El hispano montenegrino ha firmado, esta misma semana, la renovación con los Bulls. La opción, puramente deportiva, de permanecer en Chicago, tiene aspectos positivos para el jugador, pero también negativos.

Se presentaba un verano convulso para Nikola Mirotic desde que se conoció que sería agente libre al finalizar la temporada, lo que no se esperaba es que llegara septiembre y aún continuaría sin tener claro si iba a seguir en la franquicia de Illionois, donde ha jugado las últimas tres temporadas, o recalaría en otro equipo con diferentes aspiraciones.

Pues bien, ha costado pero la historia llega a su fin, puesto que, a principios de esta semana, se ha hecho oficial la renovación de Mirotic con los Chicago Bulls por 2 temporadas, aunque la segunda no está garantizada al ser una opción de equipo.

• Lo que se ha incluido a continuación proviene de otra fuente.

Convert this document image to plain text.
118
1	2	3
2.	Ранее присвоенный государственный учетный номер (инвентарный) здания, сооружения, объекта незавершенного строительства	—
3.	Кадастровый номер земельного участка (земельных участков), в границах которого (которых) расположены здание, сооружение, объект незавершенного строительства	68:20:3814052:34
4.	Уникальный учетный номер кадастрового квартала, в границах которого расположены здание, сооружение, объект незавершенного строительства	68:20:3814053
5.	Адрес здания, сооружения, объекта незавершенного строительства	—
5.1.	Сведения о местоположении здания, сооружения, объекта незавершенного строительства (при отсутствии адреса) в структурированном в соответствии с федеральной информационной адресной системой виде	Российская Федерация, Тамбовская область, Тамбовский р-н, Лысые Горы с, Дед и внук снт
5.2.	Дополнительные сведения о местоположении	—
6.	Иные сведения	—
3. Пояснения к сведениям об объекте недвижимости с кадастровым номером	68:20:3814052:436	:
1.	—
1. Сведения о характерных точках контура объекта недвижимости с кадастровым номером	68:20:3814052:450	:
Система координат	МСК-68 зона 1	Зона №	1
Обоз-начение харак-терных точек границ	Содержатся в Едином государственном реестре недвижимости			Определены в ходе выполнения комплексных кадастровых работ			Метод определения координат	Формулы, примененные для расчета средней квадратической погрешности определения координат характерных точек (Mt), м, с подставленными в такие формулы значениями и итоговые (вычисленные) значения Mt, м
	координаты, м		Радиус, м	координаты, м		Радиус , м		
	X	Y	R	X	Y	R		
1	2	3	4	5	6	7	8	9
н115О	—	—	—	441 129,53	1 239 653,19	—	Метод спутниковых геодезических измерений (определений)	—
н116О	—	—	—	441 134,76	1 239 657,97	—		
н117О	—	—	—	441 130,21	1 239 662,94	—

Esta situación deja un futuro lleno de dudas acerca del papel que tendrá el hispano montenegrino en el equipo de Fred Hoiberg, ya que se han producidos importantes altas y bajas en el equipo.

La noticia más relevante ha sido la marcha de su principal estandarte Jimmy Butler a Minnesota, que ha llevado a Kris Dunn y a Zach LaVine a Chicago, dos jugadores jóvenes con gran futuro pero con un presente todavía por ver. También han salido del equipo Rajon Rondo y Dwyane Wade, lo que deja al equipo sin un jugador que, claramente, pueda liderar al equipo y llevarlo a play-off.

Esto nos hace pensar que los dirigentes de la franquicia tienen asumido un periodo de formación de jóvenes para que su equipo sea competitivo en unas temporadas, pero este año poco se puede esperar de un equipo al que le va a costar ganar partidos. Para un jugador competitivo como es Mirotic, esta puede ser una situación complicada, como lo ha sido para Ricky Rubio en los Timberwolves, puesto que es difícil jugar 82 partidos cuando no tienes la motivación de ganar y meter al equipo en una situación que, al menos, permita al equipo luchar por objetivos ambiciosos.

Pero no todo es negativo ante lo que se presenta. Existen muchas posibilidades de que los minutos por partidos de Nikola aumenten considerablemente, ya que es uno de los jugadores con más calidad del equipo, y el hecho de jugar momentos importantes e, incluso, echarse el equipo a la espalda en algunos partidos, le puede hacer mejorar para el futuro. Cierto es que Chicago ha incorporado en este draft a Lauri Markkanen que viene a jugar de “4” y hay muchas esperanzas en él en la franquicia, pero ambos pueden tener muchos minutos.

Lo que si esperamos, los que le hemos visto jugar en Europa y su primer año en la NBA, es que su entrenador, Fred Hoiberg, se dé cuenta del jugador que tiene en su equipo. La pasada temporada su función se centró en tirar de 3, siempre, desde donde fuera y como fuese, puesto que no tenía grandes tiradores de larga distancia, pero su potencial es mucho mayor. Pese a su altura es un jugador con gran movilidad y muy buen bote de balón, además de ser capaz de resolver situaciones en poste bajo con eficacia.

Si todo acaba como parece será complicado verle ganar partidos, pero le vamos a ver jugar bastante y, por su calidad y su mentalidad, seguro que será el jugador que todos conocemos, tirará abajo todas las puertas que sean necesarias, pero Fred, déjale jugar como sabe, déjale disfrutar.